# Saiga Conversion specialist Needed!?



## Joe.K.Sr (Apr 21, 2009)

I have found good prices at Uber's for a "stock" Saiga AK47......I would like to pay someone locally to make the conversion to a fully compliant AK, which will take ak mags.

Is there someone out there that has done this successfully / expertly, and would give me an estimate!?

Rather pay one of you guys then send the money elsewhere!

Joe. K. Sr.:001_huh:


----------



## Joe.K.Sr (Apr 21, 2009)

*Saiga Conversion Specialist Needed!*

I found a good price at Uber's for an new, "stock" Saiga AK.

I would like to pay some one to convert it to a spec. compliant ak which will take ak mags.

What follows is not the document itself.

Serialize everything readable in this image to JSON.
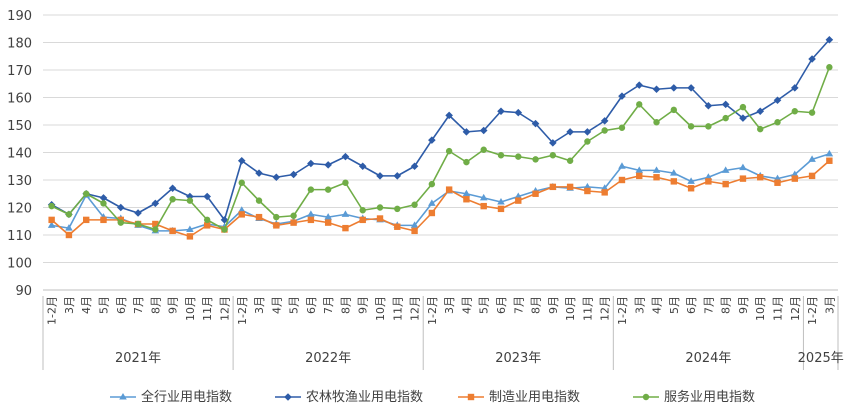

Is there a "Master Craftsman" (lol!) out there who has done this and is interested in giving me a "cash-price estimate" ?

Just sayin!!!!

Joe K. Sr.:001_huh:


----------



## TheMech (Jul 9, 2011)

If you do all Tapco parts you are looking at about $100, but you should be able to beat these prices. This is a ball park price. Assuming you can modify the original trigger guard and mag release to work, and make a bullet guide. 
trigger group 30
stock 30 
Piston 15
pistol grip 15
pistol grip srew 10
The Mech


----------



## saku39 (May 11, 2010)

The guy DWC on here has a 308 for $400

good price, honestly its more expensive to convert a saiga than its worth *unless* you go with the 12g or the 308, since you cannot already but them converted

The 7.62x39 will end up costing more than buying a converted saiga from a dealer, plus if you want it to be perfect youll have to have the reciever refinished underneath after conversion


----------



## Joe.K.Sr (Apr 21, 2009)

Thanks-A-lot!
Does DWC still have it for sale? And, how do I get in touch with him?


----------



## Joe.K.Sr (Apr 21, 2009)

*Thanks Mech.!*

Thanks Mech......got me thinking!!!!


----------



## FlFrayedKnot (Feb 15, 2009)

PM sent Joe.


----------



## GoneCoastal (May 1, 2008)

Basic conversion I did myself.


----------